Случится проявить недостаточную корректность – современная разболтанность! Выскочишь на улицу без перчаток или с непокрытой головой – мещанские привычки! Подойдешь с земным поклоном к иконе или под благословение к священнику – от этого веет монашеством! Вернешься домой на полчаса позже назначенного времени – ты совершенно по-советски не считаешься с требованиями старших! Расплачешься над книгой – оказывается, ты барышня из романа Чарской! А уж назвать Лелю Лелькой, а ей меня Аськой – это не приведи Бог – чисто пролетарская привычка, непозволительная упрощенность. Вот так и вертись целый день между постоянными выговорами и запретами.

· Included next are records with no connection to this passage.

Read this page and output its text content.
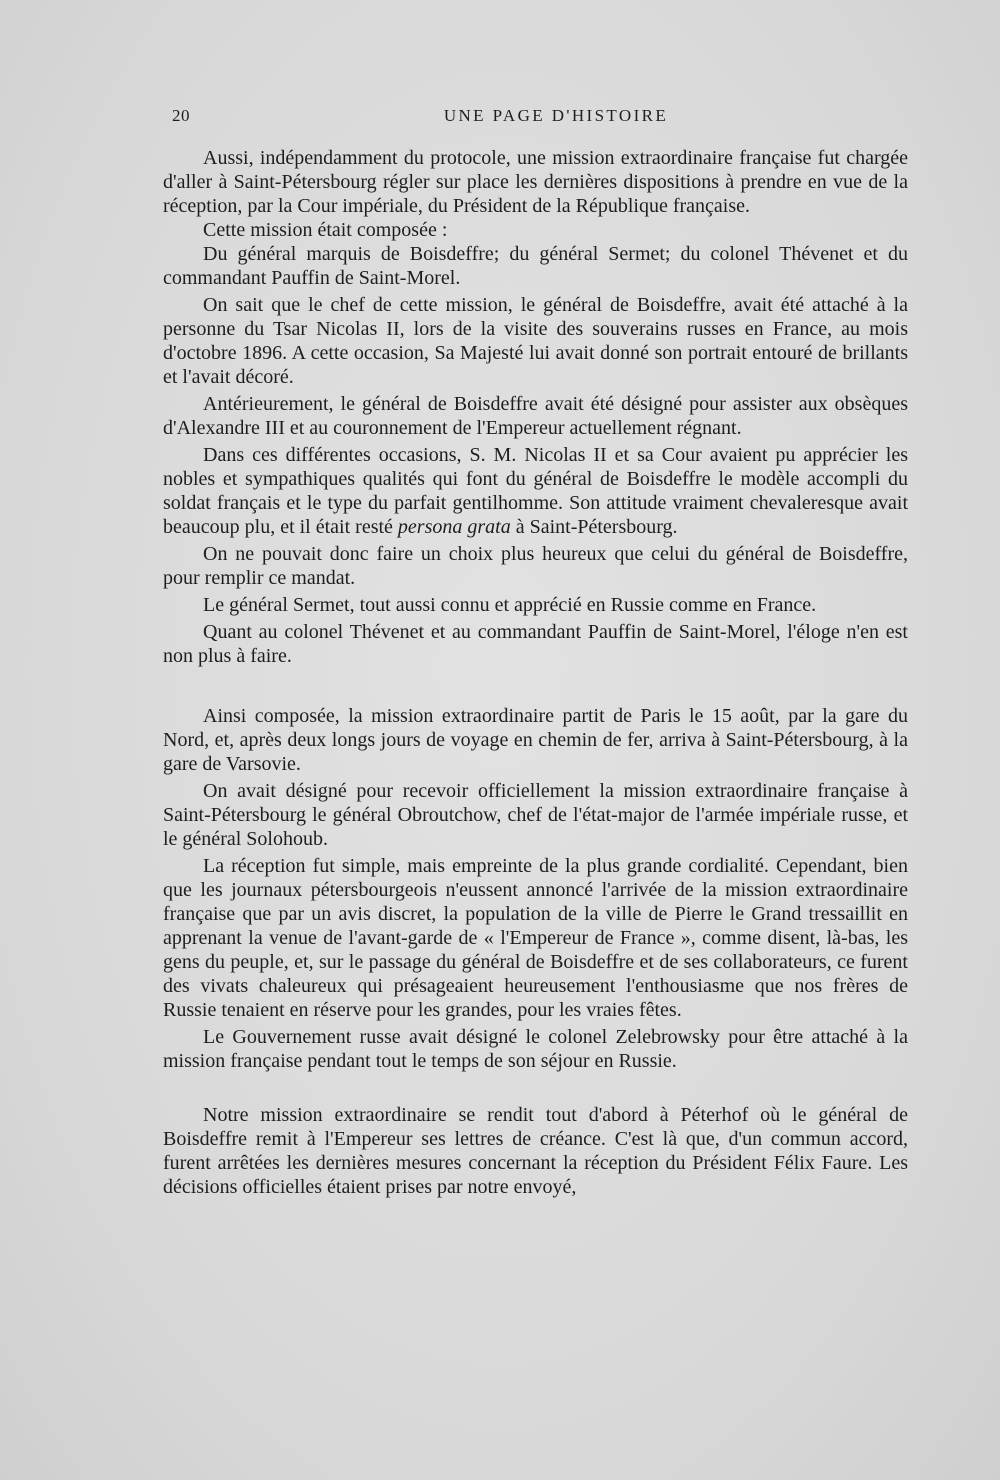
20	UNE PAGE D'HISTOIRE

Aussi, indépendamment du protocole, une mission extraordinaire française fut chargée d'aller à Saint-Pétersbourg régler sur place les dernières dispositions à prendre en vue de la réception, par la Cour impériale, du Président de la République française.

Cette mission était composée :

Du général marquis de Boisdeffre; du général Sermet; du colonel Thévenet et du commandant Pauffin de Saint-Morel.

On sait que le chef de cette mission, le général de Boisdeffre, avait été attaché à la personne du Tsar Nicolas II, lors de la visite des souverains russes en France, au mois d'octobre 1896. A cette occasion, Sa Majesté lui avait donné son portrait entouré de brillants et l'avait décoré.

Antérieurement, le général de Boisdeffre avait été désigné pour assister aux obsèques d'Alexandre III et au couronnement de l'Empereur actuellement régnant.

Dans ces différentes occasions, S. M. Nicolas II et sa Cour avaient pu apprécier les nobles et sympathiques qualités qui font du général de Boisdeffre le modèle accompli du soldat français et le type du parfait gentilhomme. Son attitude vraiment chevaleresque avait beaucoup plu, et il était resté persona grata à Saint-Pétersbourg.

On ne pouvait donc faire un choix plus heureux que celui du général de Boisdeffre, pour remplir ce mandat.

Le général Sermet, tout aussi connu et apprécié en Russie comme en France.

Quant au colonel Thévenet et au commandant Pauffin de Saint-Morel, l'éloge n'en est non plus à faire.

Ainsi composée, la mission extraordinaire partit de Paris le 15 août, par la gare du Nord, et, après deux longs jours de voyage en chemin de fer, arriva à Saint-Pétersbourg, à la gare de Varsovie.

On avait désigné pour recevoir officiellement la mission extraordinaire française à Saint-Pétersbourg le général Obroutchow, chef de l'état-major de l'armée impériale russe, et le général Solohoub.

La réception fut simple, mais empreinte de la plus grande cordialité. Cependant, bien que les journaux pétersbourgeois n'eussent annoncé l'arrivée de la mission extraordinaire française que par un avis discret, la population de la ville de Pierre le Grand tressaillit en apprenant la venue de l'avant-garde de « l'Empereur de France », comme disent, là-bas, les gens du peuple, et, sur le passage du général de Boisdeffre et de ses collaborateurs, ce furent des vivats chaleureux qui présageaient heureusement l'enthousiasme que nos frères de Russie tenaient en réserve pour les grandes, pour les vraies fêtes.

Le Gouvernement russe avait désigné le colonel Zelebrowsky pour être attaché à la mission française pendant tout le temps de son séjour en Russie.

Notre mission extraordinaire se rendit tout d'abord à Péterhof où le général de Boisdeffre remit à l'Empereur ses lettres de créance. C'est là que, d'un commun accord, furent arrêtées les dernières mesures concernant la réception du Président Félix Faure. Les décisions officielles étaient prises par notre envoyé,
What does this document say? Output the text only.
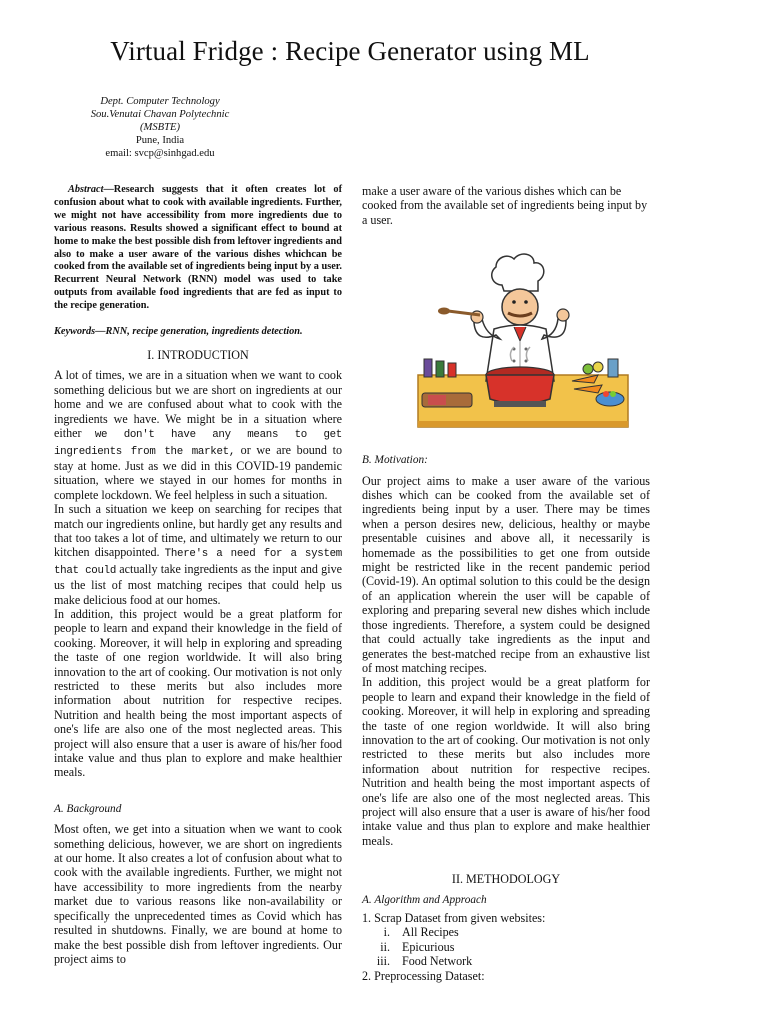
Virtual Fridge : Recipe Generator using ML
Dept. Computer Technology
Sou.Venutai Chavan Polytechnic
(MSBTE)
Pune, India
email: svcp@sinhgad.edu

Abstract—Research suggests that it often creates lot of confusion about what to cook with available ingredients. Further, we might not have accessibility from more ingredients due to various reasons. Results showed a significant effect to bound at home to make the best possible dish from leftover ingredients and also to make a user aware of the various dishes whichcan be cooked from the available set of ingredients being input by a user. Recurrent Neural Network (RNN) model was used to take outputs from available food ingredients that are fed as input to the recipe generation.

Keywords—RNN, recipe generation, ingredients detection.

I. INTRODUCTION

A lot of times, we are in a situation when we want to cook something delicious but we are short on ingredients at our home and we are confused about what to cook with the ingredients we have. We might be in a situation where either we don't have any means to get ingredients from the market, or we are bound to stay at home. Just as we did in this COVID-19 pandemic situation, where we stayed in our homes for months in complete lockdown. We feel helpless in such a situation.

In such a situation we keep on searching for recipes that match our ingredients online, but hardly get any results and that too takes a lot of time, and ultimately we return to our kitchen disappointed. There's a need for a system that could actually take ingredients as the input and give us the list of most matching recipes that could help us make delicious food at our homes.

In addition, this project would be a great platform for people to learn and expand their knowledge in the field of cooking. Moreover, it will help in exploring and spreading the taste of one region worldwide. It will also bring innovation to the art of cooking. Our motivation is not only restricted to these merits but also includes more information about nutrition for respective recipes. Nutrition and health being the most important aspects of one's life are also one of the most neglected areas. This project will also ensure that a user is aware of his/her food intake value and thus plan to explore and make healthier meals.

A. Background

Most often, we get into a situation when we want to cook something delicious, however, we are short on ingredients at our home. It also creates a lot of confusion about what to cook with the available ingredients. Further, we might not have accessibility to more ingredients from the nearby market due to various reasons like non-availability or specifically the unprecedented times as Covid which has resulted in shutdowns. Finally, we are bound at home to make the best possible dish from leftover ingredients. Our project aims to

make a user aware of the various dishes which can be cooked from the available set of ingredients being input by a user.

B. Motivation:

Our project aims to make a user aware of the various dishes which can be cooked from the available set of ingredients being input by a user. There may be times when a person desires new, delicious, healthy or maybe presentable cuisines and above all, it necessarily is homemade as the possibilities to get one from outside might be restricted like in the recent pandemic period (Covid-19). An optimal solution to this could be the design of an application wherein the user will be capable of exploring and preparing several new dishes which include those ingredients. Therefore, a system could be designed that could actually take ingredients as the input and generates the best-matched recipe from an exhaustive list of most matching recipes.

In addition, this project would be a great platform for people to learn and expand their knowledge in the field of cooking. Moreover, it will help in exploring and spreading the taste of one region worldwide. It will also bring innovation to the art of cooking. Our motivation is not only restricted to these merits but also includes more information about nutrition for respective recipes. Nutrition and health being the most important aspects of one's life are also one of the most neglected areas. This project will also ensure that a user is aware of his/her food intake value and thus plan to explore and make healthier meals.

II. METHODOLOGY
A. Algorithm and Approach
1. Scrap Dataset from given websites:
i. All Recipes
ii. Epicurious
iii. Food Network
2. Preprocessing Dataset:
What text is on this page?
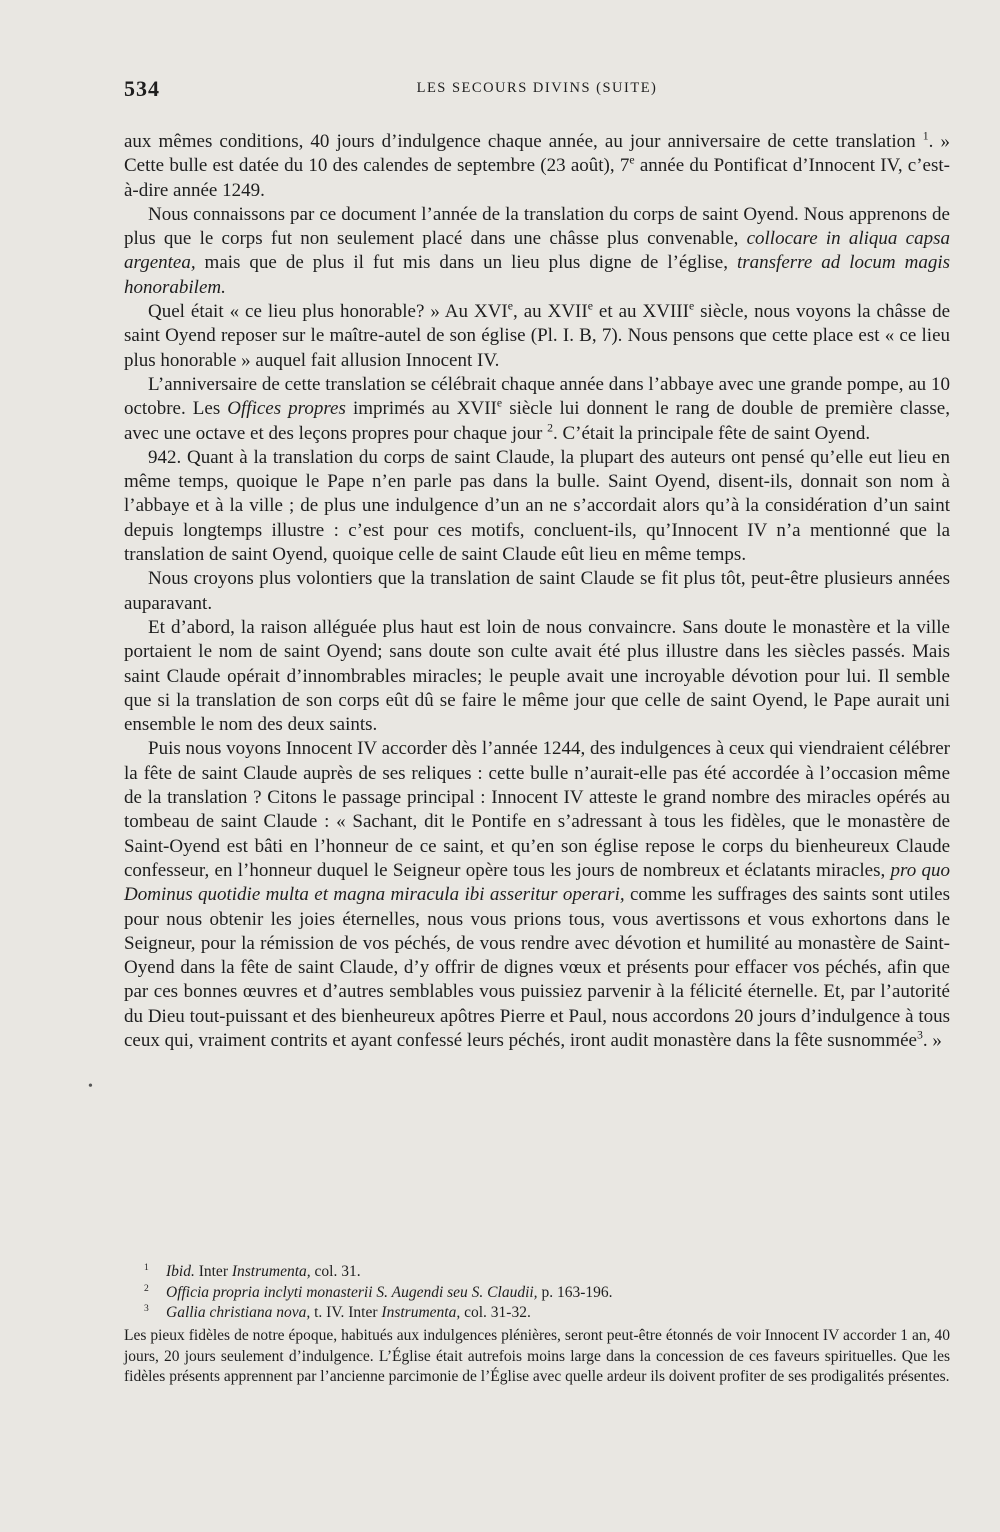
534	LES SECOURS DIVINS (SUITE)

aux mêmes conditions, 40 jours d’indulgence chaque année, au jour anniversaire de cette translation $^1$. » Cette bulle est datée du 10 des calendes de septembre (23 août), 7e année du Pontificat d’Innocent IV, c’est-à-dire année 1249.

Nous connaissons par ce document l’année de la translation du corps de saint Oyend. Nous apprenons de plus que le corps fut non seulement placé dans une châsse plus convenable, collocare in aliqua capsa argentea, mais que de plus il fut mis dans un lieu plus digne de l’église, transferre ad locum magis honorabilem.

Quel était « ce lieu plus honorable? » Au XVIe, au XVIIe et au XVIIIe siècle, nous voyons la châsse de saint Oyend reposer sur le maître-autel de son église (Pl. I. B, 7). Nous pensons que cette place est « ce lieu plus honorable » auquel fait allusion Innocent IV.

L’anniversaire de cette translation se célébrait chaque année dans l’abbaye avec une grande pompe, au 10 octobre. Les Offices propres imprimés au XVIIe siècle lui donnent le rang de double de première classe, avec une octave et des leçons propres pour chaque jour $^2$. C’était la principale fête de saint Oyend.

942. Quant à la translation du corps de saint Claude, la plupart des auteurs ont pensé qu’elle eut lieu en même temps, quoique le Pape n’en parle pas dans la bulle. Saint Oyend, disent-ils, donnait son nom à l’abbaye et à la ville ; de plus une indulgence d’un an ne s’accordait alors qu’à la considération d’un saint depuis longtemps illustre : c’est pour ces motifs, concluent-ils, qu’Innocent IV n’a mentionné que la translation de saint Oyend, quoique celle de saint Claude eût lieu en même temps.

Nous croyons plus volontiers que la translation de saint Claude se fit plus tôt, peut-être plusieurs années auparavant.

Et d’abord, la raison alléguée plus haut est loin de nous convaincre. Sans doute le monastère et la ville portaient le nom de saint Oyend; sans doute son culte avait été plus illustre dans les siècles passés. Mais saint Claude opérait d’innombrables miracles; le peuple avait une incroyable dévotion pour lui. Il semble que si la translation de son corps eût dû se faire le même jour que celle de saint Oyend, le Pape aurait uni ensemble le nom des deux saints.

Puis nous voyons Innocent IV accorder dès l’année 1244, des indulgences à ceux qui viendraient célébrer la fête de saint Claude auprès de ses reliques : cette bulle n’aurait-elle pas été accordée à l’occasion même de la translation ? Citons le passage principal : Innocent IV atteste le grand nombre des miracles opérés au tombeau de saint Claude : « Sachant, dit le Pontife en s’adressant à tous les fidèles, que le monastère de Saint-Oyend est bâti en l’honneur de ce saint, et qu’en son église repose le corps du bienheureux Claude confesseur, en l’honneur duquel le Seigneur opère tous les jours de nombreux et éclatants miracles, pro quo Dominus quotidie multa et magna miracula ibi asseritur operari, comme les suffrages des saints sont utiles pour nous obtenir les joies éternelles, nous vous prions tous, vous avertissons et vous exhortons dans le Seigneur, pour la rémission de vos péchés, de vous rendre avec dévotion et humilité au monastère de Saint-Oyend dans la fête de saint Claude, d’y offrir de dignes vœux et présents pour effacer vos péchés, afin que par ces bonnes œuvres et d’autres semblables vous puissiez parvenir à la félicité éternelle. Et, par l’autorité du Dieu tout-puissant et des bienheureux apôtres Pierre et Paul, nous accordons 20 jours d’indulgence à tous ceux qui, vraiment contrits et ayant confessé leurs péchés, iront audit monastère dans la fête susnommée$^3$. »

•

$^1$ Ibid. Inter Instrumenta, col. 31.

$^2$ Officia propria inclyti monasterii S. Augendi seu S. Claudii, p. 163-196.

$^3$ Gallia christiana nova, t. IV. Inter Instrumenta, col. 31-32.

Les pieux fidèles de notre époque, habitués aux indulgences plénières, seront peut-être étonnés de voir Innocent IV accorder 1 an, 40 jours, 20 jours seulement d’indulgence. L’Église était autrefois moins large dans la concession de ces faveurs spirituelles. Que les fidèles présents apprennent par l’ancienne parcimonie de l’Église avec quelle ardeur ils doivent profiter de ses prodigalités présentes.
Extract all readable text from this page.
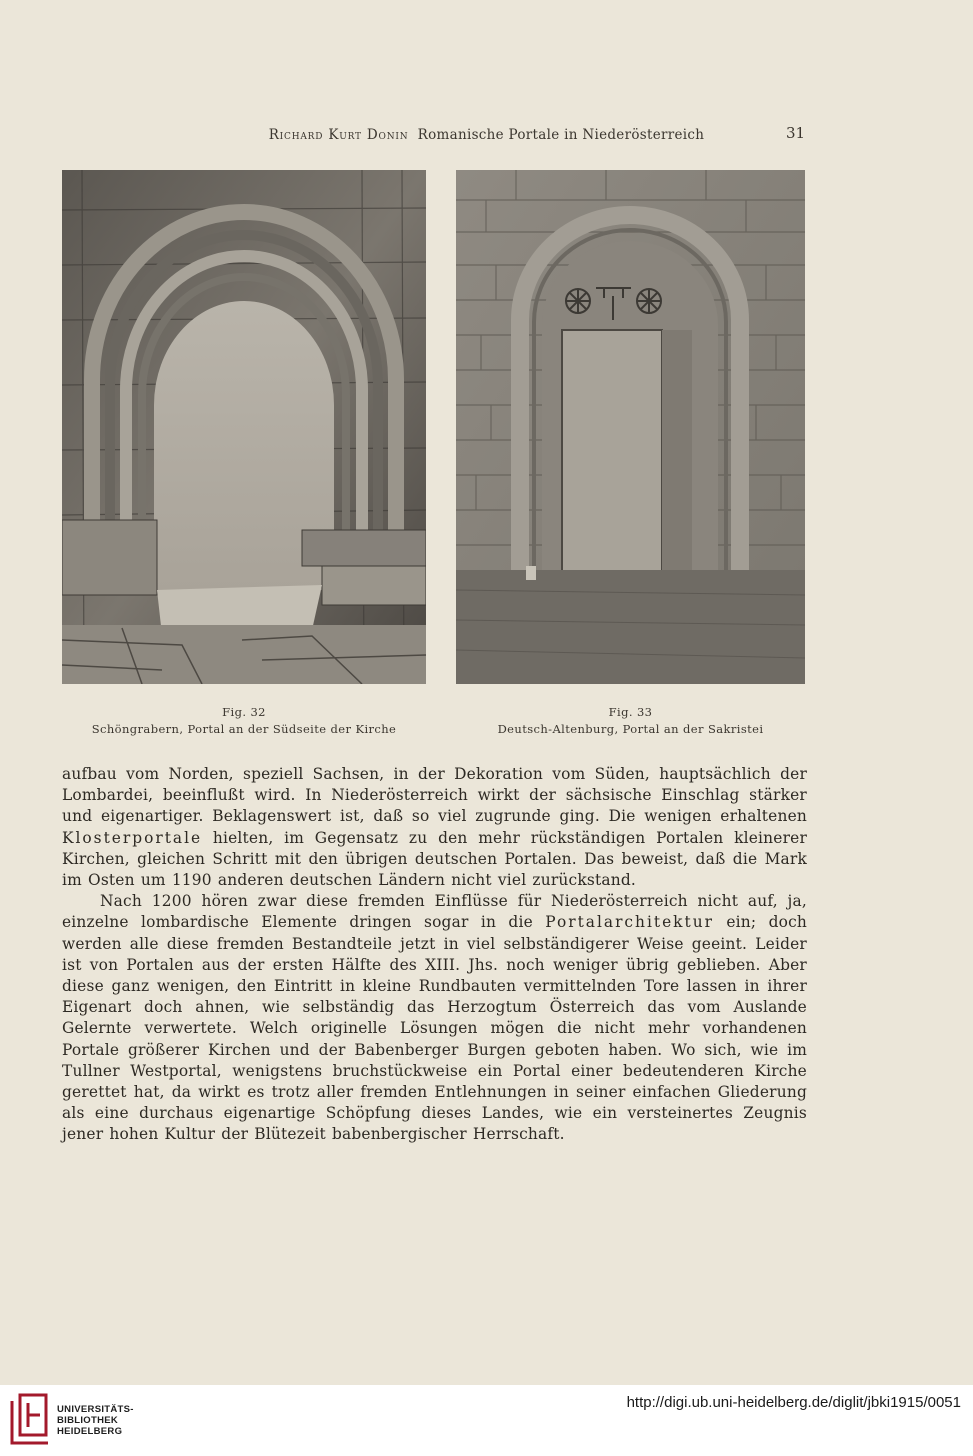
Richard Kurt Donin Romanische Portale in Niederösterreich	31
Fig. 32
Schöngrabern, Portal an der Südseite der Kirche
Fig. 33
Deutsch-Altenburg, Portal an der Sakristei

aufbau vom Norden, speziell Sachsen, in der Dekoration vom Süden, hauptsächlich der Lombardei, beeinflußt wird. In Niederösterreich wirkt der sächsische Einschlag stärker und eigenartiger. Beklagenswert ist, daß so viel zugrunde ging. Die wenigen erhaltenen Klosterportale hielten, im Gegensatz zu den mehr rückständigen Portalen kleinerer Kirchen, gleichen Schritt mit den übrigen deutschen Portalen. Das beweist, daß die Mark im Osten um 1190 anderen deutschen Ländern nicht viel zurückstand.

Nach 1200 hören zwar diese fremden Einflüsse für Niederösterreich nicht auf, ja, einzelne lombardische Elemente dringen sogar in die Portalarchitektur ein; doch werden alle diese fremden Bestandteile jetzt in viel selbständigerer Weise geeint. Leider ist von Portalen aus der ersten Hälfte des XIII. Jhs. noch weniger übrig geblieben. Aber diese ganz wenigen, den Eintritt in kleine Rundbauten vermittelnden Tore lassen in ihrer Eigenart doch ahnen, wie selbständig das Herzogtum Österreich das vom Auslande Gelernte verwertete. Welch originelle Lösungen mögen die nicht mehr vorhandenen Portale größerer Kirchen und der Babenberger Burgen geboten haben. Wo sich, wie im Tullner Westportal, wenigstens bruchstückweise ein Portal einer bedeutenderen Kirche gerettet hat, da wirkt es trotz aller fremden Entlehnungen in seiner einfachen Gliederung als eine durchaus eigenartige Schöpfung dieses Landes, wie ein versteinertes Zeugnis jener hohen Kultur der Blütezeit babenbergischer Herrschaft.

UNIVERSITÄTS-
BIBLIOTHEK
HEIDELBERG
http://digi.ub.uni-heidelberg.de/diglit/jbki1915/0051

4 апреля. Сегодня Леля сказала мне, что узнала теперь, откуда берутся дети, но ни за что не захотела рассказать мне. Еще недавно я была совсем глупа и думала, что для этого достаточно чувства любви или даже любовного письма, но теперь я уже понимаю, что все происходит от инфузории, которая должна попасть в женщину. Это, наверно, делается от очень длинного поцелуя в губы. Я потому так думаю, что во всех стихах и романах о поцелуе говорится как о чем-то завершающем, соединяющем и немного опасном, а родители запрещают девушкам целоваться до свадьбы. Отцы и мужья даже на дуэль вызывают мужчину, который поцеловал чужую жену или дочь. Это все, все из страха инфузории – теперь мне совершенно ясно и, конечно, я до замужества никогда не буду целоваться с мужчинами. Одна неосторожная минута и – трах! – беременность, а бабушка меня, наверно, тотчас из дому выгонит. Хорошо, что от поцелуя с Валентином Платоновичем… ничего не случилось!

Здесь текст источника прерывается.